J’évoquais plus haut la tension dramatique, qui ne cesse d’augmenter pendant tout le film jusqu’à arriver à son point culminant, lorsque Jamal doit répondre à la dernière question du jeu télévisé. Cette scène-clé repose sur un suspense important, mis en avant par le montage parallèle qui montre Latika tentant de regarder le jeu à la télé. Elle doit également, comme tout le film, beaucoup à l’interprétation des acteurs. Dev Patel, qu’on avait pu voir dans la très bonne série anglaise Skins en jeune adolescent pakistanais tiraillé par les hormones, exprime ici tout son talent de jeune acteur, en interprétant avec justesse ce garçon prêt à tout pour la fille qu’il aime. Nul doute que le film va donner de l’élan à sa carrière et le propulser sur le devant de la scène comme un acteur à suivre. Le reste du casting n’est pas à négliger, puisque Anil Kapoor, qui trouve ici son premier rôle dans un film britannique, fait honneur à l’Inde en jouant avec talent le rôle du présentateur sournois et méprisant. A noter aussi la performance des deux petits garçons interprétant Jamal et son frère dans leur enfance ou encore celle de Freida Pinto, elle aussi jeune révélation du film. De plus, la tension dramatique est sans cesse soutenue par la magnifique musique de A. R. Rahman, le « Mozart indien », ainsi qu’il est surnommé dans son pays. Des morceaux comme Ringa Ringa ou O… Saya (chanté par Rahman lui-même) contribuent à donner aux scènes qu’ils accompagnent une puissance incroyable : nul doute que la poursuite sur les toits des bidonvilles restera dans la mémoire des spectateurs. Le compositeur, dont la réputation n’est plus à faire en Inde, mais qui reste méconnu dans d’autres industries cinématographiques, vient de faire une entrée fracassante à Hollywood en remportant le Golden Globe de la meilleure musique.
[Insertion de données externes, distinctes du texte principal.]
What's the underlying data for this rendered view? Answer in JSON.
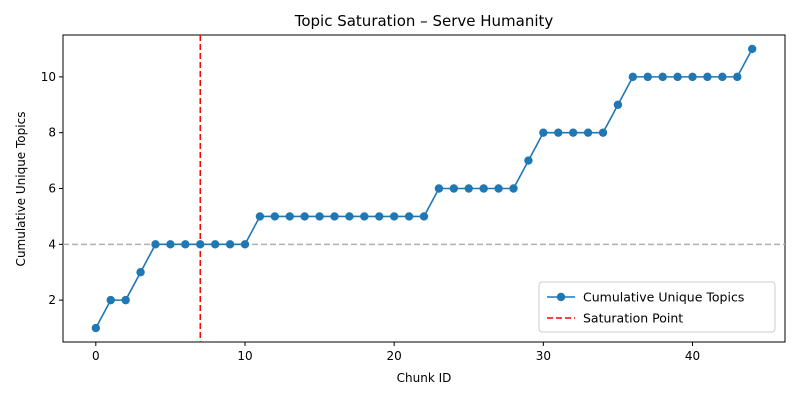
{
  "chart_data": {
    "type": "line",
    "title": "Topic Saturation – Serve Humanity",
    "xlabel": "Chunk ID",
    "ylabel": "Cumulative Unique Topics",
    "xlim": [
      -2.2,
      46.2
    ],
    "ylim": [
      0.5,
      11.5
    ],
    "xticks": [
      0,
      10,
      20,
      30,
      40
    ],
    "yticks": [
      2,
      4,
      6,
      8,
      10
    ],
    "grid": false,
    "legend_position": "lower-right",
    "series": [
      {
        "name": "Cumulative Unique Topics",
        "color": "#1f77b4",
        "marker": "circle",
        "x": [
          0,
          1,
          2,
          3,
          4,
          5,
          6,
          7,
          8,
          9,
          10,
          11,
          12,
          13,
          14,
          15,
          16,
          17,
          18,
          19,
          20,
          21,
          22,
          23,
          24,
          25,
          26,
          27,
          28,
          29,
          30,
          31,
          32,
          33,
          34,
          35,
          36,
          37,
          38,
          39,
          40,
          41,
          42,
          43,
          44
        ],
        "y": [
          1,
          2,
          2,
          3,
          4,
          4,
          4,
          4,
          4,
          4,
          4,
          5,
          5,
          5,
          5,
          5,
          5,
          5,
          5,
          5,
          5,
          5,
          5,
          6,
          6,
          6,
          6,
          6,
          6,
          7,
          8,
          8,
          8,
          8,
          8,
          9,
          10,
          10,
          10,
          10,
          10,
          10,
          10,
          10,
          11
        ]
      }
    ],
    "reference_lines": [
      {
        "orientation": "vertical",
        "value": 7,
        "name": "Saturation Point",
        "color": "#ff0000",
        "style": "dashed"
      },
      {
        "orientation": "horizontal",
        "value": 4,
        "color": "#b0b0b0",
        "style": "dashed"
      }
    ]
  }
}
Au final, Slumdog Millionaire est sans doute un des films les plus réussis de Danny Boyle, n’ayant rien à envier à la qualité de ses premiers films comme Trainspotting ou Petits Meurtres Entre Amis. Il ravira à la fois les lecteurs du livre et les fans du réalisateur, mais aussi les passionnés de cinéma indien qui découvriront que Danny Boyle fait sûrement partie de cette dernière catégorie. En effet, la chorégraphie finale, bien que minimaliste, est une référence certaine et positive au cinéma indien, ainsi que d’autres scènes comme celle de l’émeute. Impossible pour un fan de cinéma indien de ne pas y voir un clin d’œil à Mani Ratnam, réalisateur tamoul unanimement apprécié en Inde. Et sûrement par le réalisateur britannique. Le petit film indépendant qui avait démarré sa carrière comme outsider des Golden Globes est maintenant l’un des grands favoris aux Oscars 2009. Rendez-vous le 22 février.
Question à 20 millions de roupies : Pourquoi Slumdog Millionaire a-t-il gagné autant de Golden Globes ?
D. C’était écrit.
Retrouvez la critique du livre Les Aventures d’un Indien malchanceux qui devint milliardaire de Vikas Swarup : ici.
Je viens juste de sortir du film et je voudrais poster un petit avis négatif pour contrebalancer un peu ce bel engouement autour du film (n’hésitez pas à réagir, je me ferai un plaisir de répondre). Excusez, par avance, certains développements qui pourront paraître un peu brumeux, mais il est 3h00 du matin et mon esprit est loin d’être si éveillé !
Tout d’abord, tout comme Soniya, j’assume complètement le fait de nager à contre-courant : ce n’est pas parce que le film a reçu 5 Golden Globes et est en lice pour 10 Oscars que c’est sans conteste un chef d’oeuvre (attention : je ne dis pas ici que certains l’exposent pour argument, mais je tiens quand même à le souligner). Ce n’est d’ailleurs pas, pour moi, la première fois que les ricains se plantent en récompensant un film.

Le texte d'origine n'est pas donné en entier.